Piers Read, producer of The Inbetweeners and Peep Show, and Jeremy Rainbird, who launched Bafta-winning production company Merman, have bought the west London studio hub for £50m.
The pair plan to improve the iconic studio space, which won an Oscar for sound on Bohemian Rhapsody and a Bafta for mixing on 1917, and develop brand new studios in Kent and Liverpool.
Their company, The Creative District Improvement Company (TCDI), said it will invest £500m into film studios and create 5,000 jobs.
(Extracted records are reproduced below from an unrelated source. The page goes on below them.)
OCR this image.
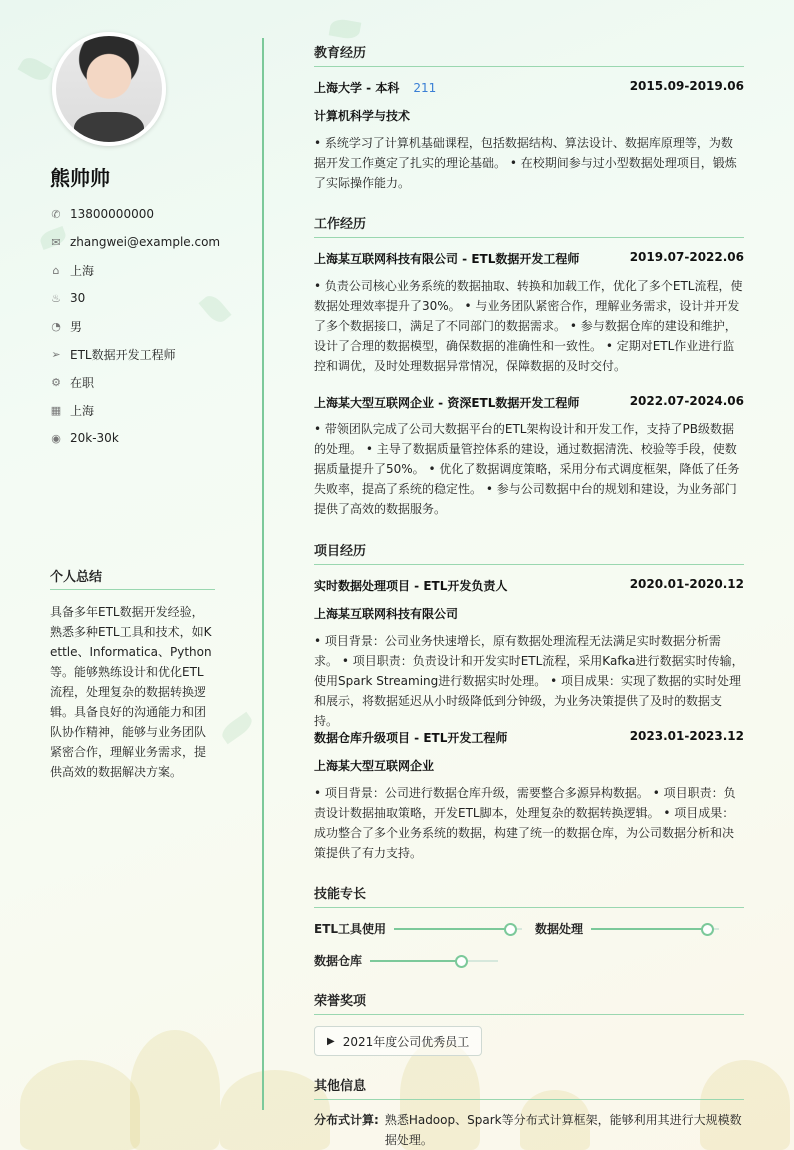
熊帅帅
✆ 13800000000
✉ zhangwei@example.com
⌂ 上海
♨ 30
◔ 男
➢ ETL数据开发工程师
⚙ 在职
▦ 上海
◉ 20k-30k
个人总结
具备多年ETL数据开发经验，熟悉多种ETL工具和技术，如Kettle、Informatica、Python等。能够熟练设计和优化ETL流程，处理复杂的数据转换逻辑。具备良好的沟通能力和团队协作精神，能够与业务团队紧密合作，理解业务需求，提供高效的数据解决方案。
教育经历
上海大学 - 本科 211	2015.09-2019.06
计算机科学与技术
• 系统学习了计算机基础课程，包括数据结构、算法设计、数据库原理等，为数据开发工作奠定了扎实的理论基础。 • 在校期间参与过小型数据处理项目，锻炼了实际操作能力。
工作经历
上海某互联网科技有限公司 - ETL数据开发工程师	2019.07-2022.06
• 负责公司核心业务系统的数据抽取、转换和加载工作，优化了多个ETL流程，使数据处理效率提升了30%。 • 与业务团队紧密合作，理解业务需求，设计并开发了多个数据接口，满足了不同部门的数据需求。 • 参与数据仓库的建设和维护，设计了合理的数据模型，确保数据的准确性和一致性。 • 定期对ETL作业进行监控和调优，及时处理数据异常情况，保障数据的及时交付。
上海某大型互联网企业 - 资深ETL数据开发工程师	2022.07-2024.06
• 带领团队完成了公司大数据平台的ETL架构设计和开发工作，支持了PB级数据的处理。 • 主导了数据质量管控体系的建设，通过数据清洗、校验等手段，使数据质量提升了50%。 • 优化了数据调度策略，采用分布式调度框架，降低了任务失败率，提高了系统的稳定性。 • 参与公司数据中台的规划和建设，为业务部门提供了高效的数据服务。
项目经历
实时数据处理项目 - ETL开发负责人	2020.01-2020.12
上海某互联网科技有限公司
• 项目背景：公司业务快速增长，原有数据处理流程无法满足实时数据分析需求。 • 项目职责：负责设计和开发实时ETL流程，采用Kafka进行数据实时传输，使用Spark Streaming进行数据实时处理。 • 项目成果：实现了数据的实时处理和展示，将数据延迟从小时级降低到分钟级，为业务决策提供了及时的数据支持。
数据仓库升级项目 - ETL开发工程师	2023.01-2023.12
上海某大型互联网企业
• 项目背景：公司进行数据仓库升级，需要整合多源异构数据。 • 项目职责：负责设计数据抽取策略，开发ETL脚本，处理复杂的数据转换逻辑。 • 项目成果：成功整合了多个业务系统的数据，构建了统一的数据仓库，为公司数据分析和决策提供了有力支持。
技能专长
ETL工具使用	数据处理
数据仓库
荣誉奖项
▶ 2021年度公司优秀员工
其他信息
分布式计算: 熟悉Hadoop、Spark等分布式计算框架，能够利用其进行大规模数据处理。
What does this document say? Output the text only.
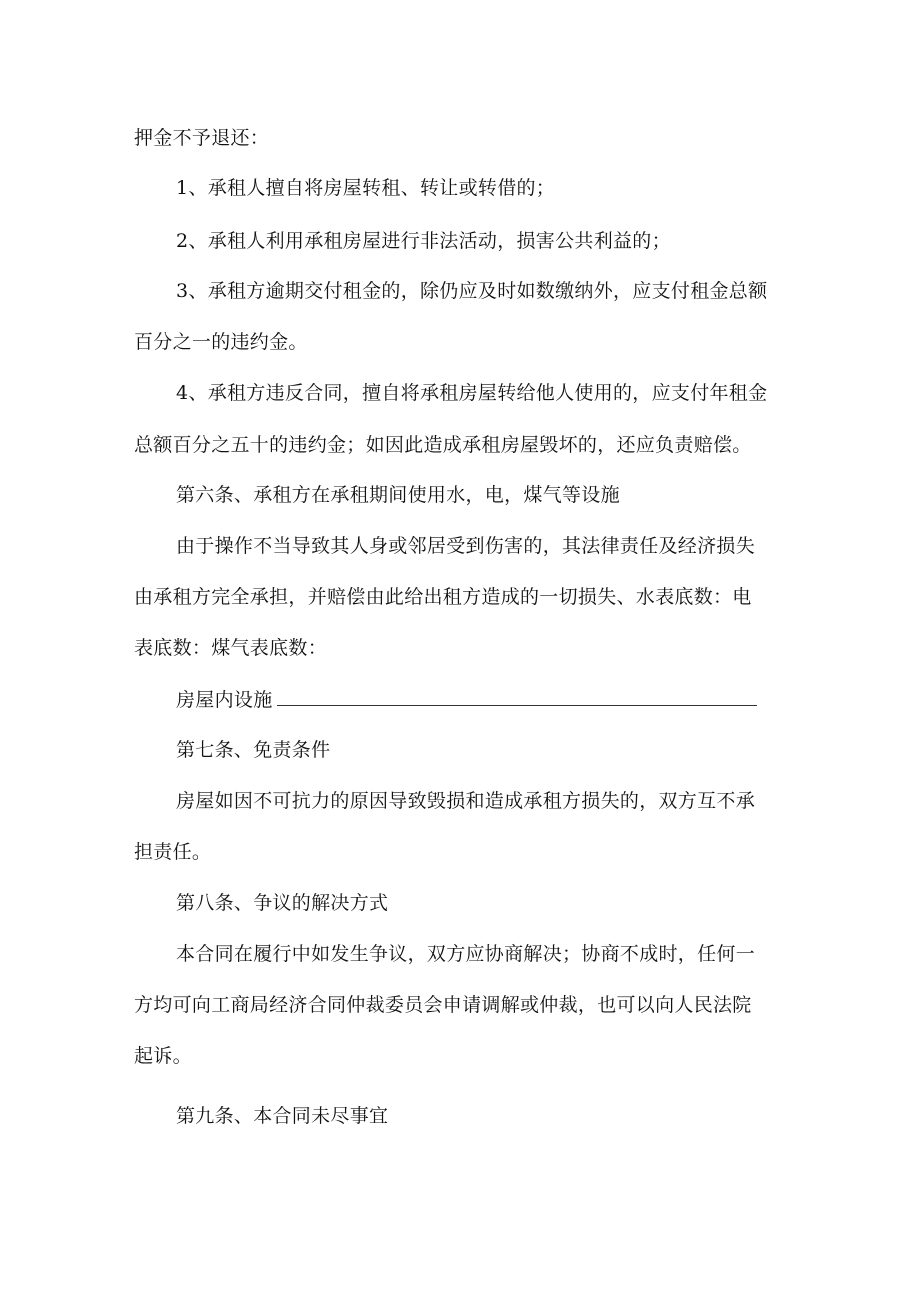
押金不予退还：
1、承租人擅自将房屋转租、转让或转借的；
2、承租人利用承租房屋进行非法活动，损害公共利益的；
3、承租方逾期交付租金的，除仍应及时如数缴纳外，应支付租金总额
百分之一的违约金。
4、承租方违反合同，擅自将承租房屋转给他人使用的，应支付年租金
总额百分之五十的违约金；如因此造成承租房屋毁坏的，还应负责赔偿。
第六条、承租方在承租期间使用水，电，煤气等设施
由于操作不当导致其人身或邻居受到伤害的，其法律责任及经济损失
由承租方完全承担，并赔偿由此给出租方造成的一切损失、水表底数：电
表底数：煤气表底数：
房屋内设施
第七条、免责条件
房屋如因不可抗力的原因导致毁损和造成承租方损失的，双方互不承
担责任。
第八条、争议的解决方式
本合同在履行中如发生争议，双方应协商解决；协商不成时，任何一
方均可向工商局经济合同仲裁委员会申请调解或仲裁，也可以向人民法院
起诉。
第九条、本合同未尽事宜
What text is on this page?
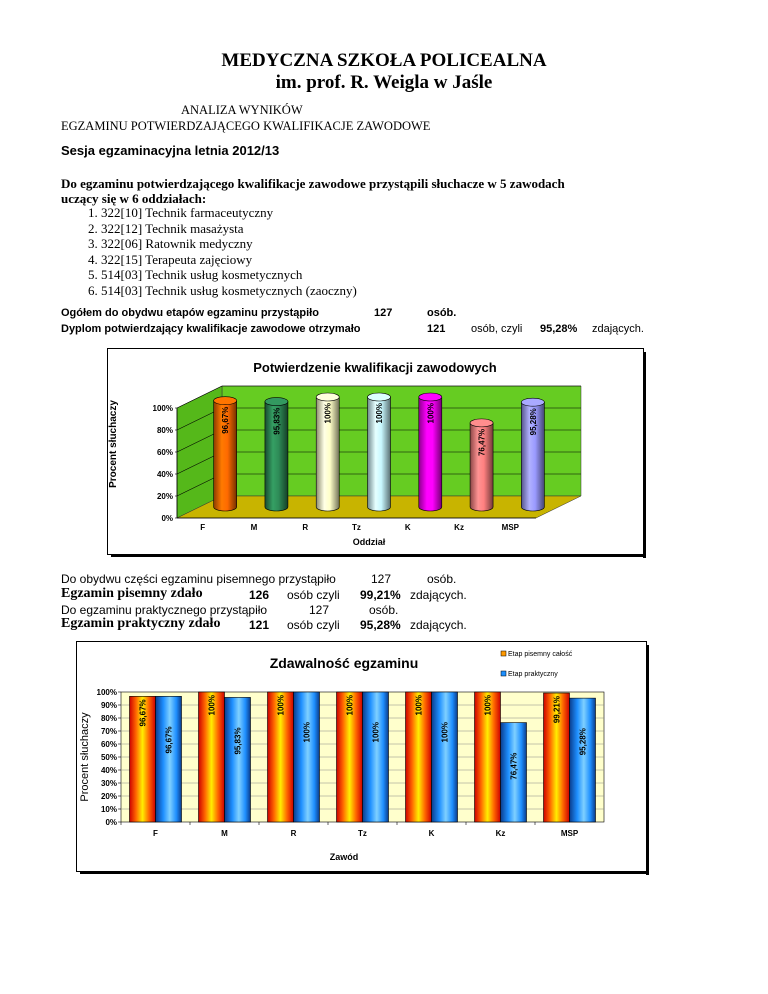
MEDYCZNA SZKOŁA POLICEALNA
im. prof. R. Weigla w Jaśle
ANALIZA WYNIKÓW
EGZAMINU POTWIERDZAJĄCEGO KWALIFIKACJE ZAWODOWE
Sesja egzaminacyjna letnia 2012/13
Do egzaminu potwierdzającego kwalifikacje zawodowe przystąpili słuchacze w 5 zawodach
uczący się w 6 oddziałach:
1. 322[10] Technik farmaceutyczny
2. 322[12] Technik masażysta
3. 322[06] Ratownik medyczny
4. 322[15] Terapeuta zajęciowy
5. 514[03] Technik usług kosmetycznych
6. 514[03] Technik usług kosmetycznych (zaoczny)
Ogółem do obydwu etapów egzaminu przystąpiło	127	osób.
Dyplom potwierdzający kwalifikacje zawodowe otrzymało	121 osób, czyli 95,28% zdających.
Potwierdzenie kwalifikacji zawodowych
0%
20%
40%
60%
80%
100%
F
96,67%
M
95,83%
R
100%
Tz
100%
K
100%
Kz
76,47%
MSP
95,28%
Oddział
Procent słuchaczy
Do obydwu części egzaminu pisemnego przystąpiło	127	osób.
Egzamin pisemny zdało	126 osób czyli 99,21% zdających.
Do egzaminu praktycznego przystąpiło	127	osób.
Egzamin praktyczny zdało 121 osób czyli 95,28% zdających.
Zdawalność egzaminu
Etap pisemny całość
Etap praktyczny
0%
10%
20%
30%
40%
50%
60%
70%
80%
90%
100%
F
96,67%
96,67%
M
100%
95,83%
R
100%
100%
Tz
100%
100%
K
100%
100%
Kz
100%
76,47%
MSP
99,21%
95,28%
Zawód
Procent słuchaczy
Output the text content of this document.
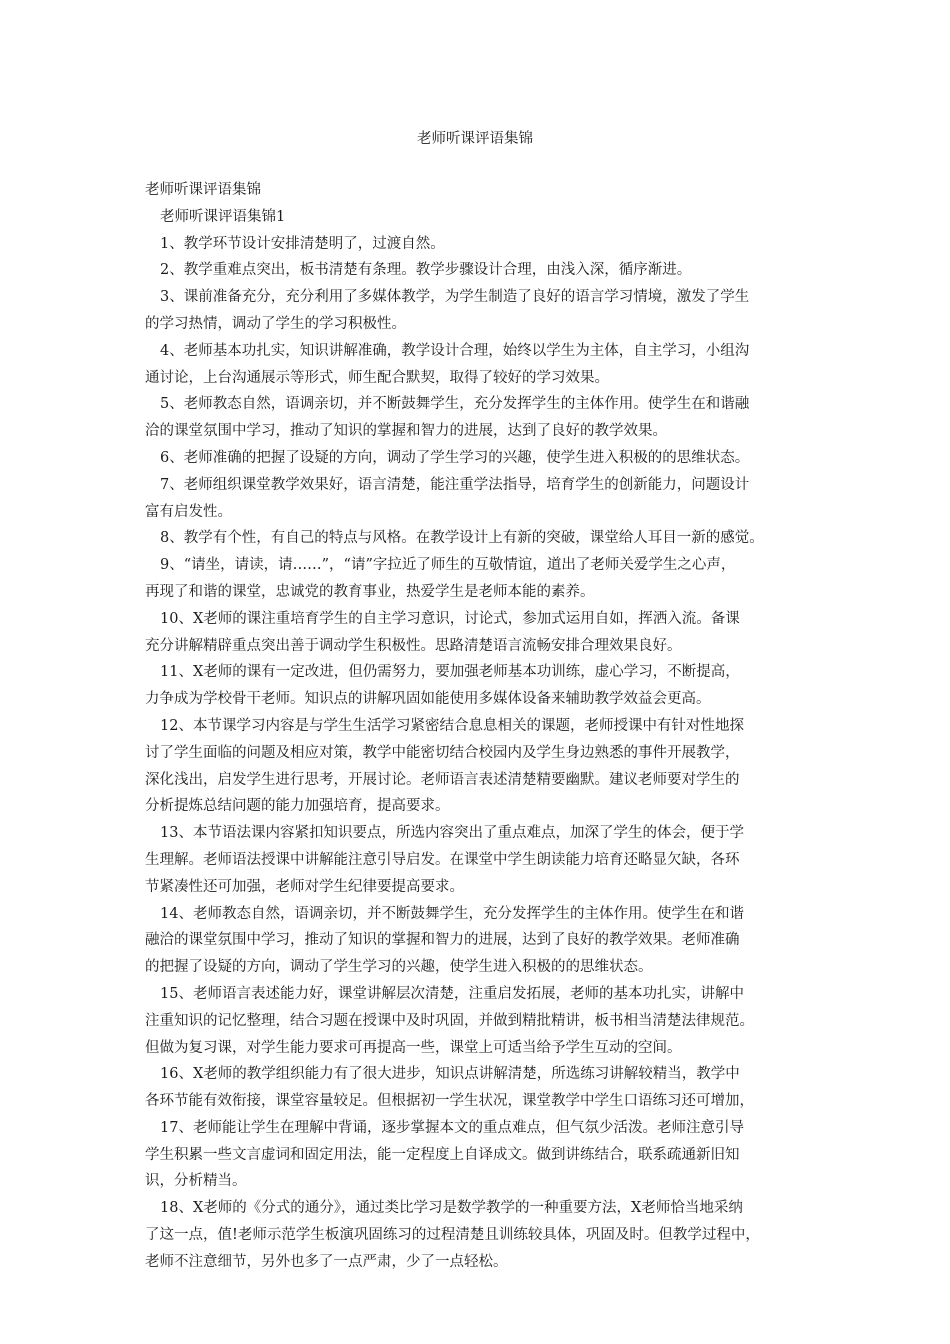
老师听课评语集锦
老师听课评语集锦
老师听课评语集锦1
1、教学环节设计安排清楚明了，过渡自然。
2、教学重难点突出，板书清楚有条理。教学步骤设计合理，由浅入深，循序渐进。
3、课前准备充分，充分利用了多媒体教学，为学生制造了良好的语言学习情境，激发了学生
的学习热情，调动了学生的学习积极性。
4、老师基本功扎实，知识讲解准确，教学设计合理，始终以学生为主体，自主学习，小组沟
通讨论，上台沟通展示等形式，师生配合默契，取得了较好的学习效果。
5、老师教态自然，语调亲切，并不断鼓舞学生，充分发挥学生的主体作用。使学生在和谐融
洽的课堂氛围中学习，推动了知识的掌握和智力的进展，达到了良好的教学效果。
6、老师准确的把握了设疑的方向，调动了学生学习的兴趣，使学生进入积极的的思维状态。
7、老师组织课堂教学效果好，语言清楚，能注重学法指导，培育学生的创新能力，问题设计
富有启发性。
8、教学有个性，有自己的特点与风格。在教学设计上有新的突破，课堂给人耳目一新的感觉。
9、“请坐，请读，请……”，“请”字拉近了师生的互敬情谊，道出了老师关爱学生之心声，
再现了和谐的课堂，忠诚党的教育事业，热爱学生是老师本能的素养。
10、X老师的课注重培育学生的自主学习意识，讨论式，参加式运用自如，挥洒入流。备课
充分讲解精辟重点突出善于调动学生积极性。思路清楚语言流畅安排合理效果良好。
11、X老师的课有一定改进，但仍需努力，要加强老师基本功训练，虚心学习，不断提高，
力争成为学校骨干老师。知识点的讲解巩固如能使用多媒体设备来辅助教学效益会更高。
12、本节课学习内容是与学生生活学习紧密结合息息相关的课题，老师授课中有针对性地探
讨了学生面临的问题及相应对策，教学中能密切结合校园内及学生身边熟悉的事件开展教学，
深化浅出，启发学生进行思考，开展讨论。老师语言表述清楚精要幽默。建议老师要对学生的
分析提炼总结问题的能力加强培育，提高要求。
13、本节语法课内容紧扣知识要点，所选内容突出了重点难点，加深了学生的体会，便于学
生理解。老师语法授课中讲解能注意引导启发。在课堂中学生朗读能力培育还略显欠缺，各环
节紧凑性还可加强，老师对学生纪律要提高要求。
14、老师教态自然，语调亲切，并不断鼓舞学生，充分发挥学生的主体作用。使学生在和谐
融洽的课堂氛围中学习，推动了知识的掌握和智力的进展，达到了良好的教学效果。老师准确
的把握了设疑的方向，调动了学生学习的兴趣，使学生进入积极的的思维状态。
15、老师语言表述能力好，课堂讲解层次清楚，注重启发拓展，老师的基本功扎实，讲解中
注重知识的记忆整理，结合习题在授课中及时巩固，并做到精批精讲，板书相当清楚法律规范。
但做为复习课，对学生能力要求可再提高一些，课堂上可适当给予学生互动的空间。
16、X老师的教学组织能力有了很大进步，知识点讲解清楚，所选练习讲解较精当，教学中
各环节能有效衔接，课堂容量较足。但根据初一学生状况，课堂教学中学生口语练习还可增加，
17、老师能让学生在理解中背诵，逐步掌握本文的重点难点，但气氛少活泼。老师注意引导
学生积累一些文言虚词和固定用法，能一定程度上自译成文。做到讲练结合，联系疏通新旧知
识，分析精当。
18、X老师的《分式的通分》，通过类比学习是数学教学的一种重要方法，X老师恰当地采纳
了这一点，值!老师示范学生板演巩固练习的过程清楚且训练较具体，巩固及时。但教学过程中，
老师不注意细节，另外也多了一点严肃，少了一点轻松。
The movie moguls also said they will open 1m square feet of production space by 2024.
It is the latest major investment in UK studio space as the industry races to keep up with booming demand created by new streaming firms such as Netflix, Amazon and Apple.
Last month US film giant Blackhall Studios announced plans to create the UK’s largest purpose-built studio complex.
The £150m hub, located on the outskirts of Reading, is expected to create up to 3,000 new jobs.
Sky has also unveiled plans for a new 32-acre production complex in Elstree, while Netflix and Disney have both signed deals to take over existing space at Shepperton and Pinewood Studios.
“The UK screen industries are enjoying an exceptional boom time and it is crucial that we capitalise on this by continuing to develop our world-class infrastructure and provide access to as much purpose built studio space as we possibly can,” said Adrian Wootton, chief executive of Film London and the British Film Commission.
“I am therefore delighted by today’s news of this major investment by a UK company into UK sites, including the expansion of Twickenham Studios with its rich history of attracting filmmakers, bringing benefits to the capital and indeed to the UK as a whole.”
TCDI said its project would also develop educational partnerships with the likes of Kent University in a bid to develop skills to boost the UK’s entertainment sector.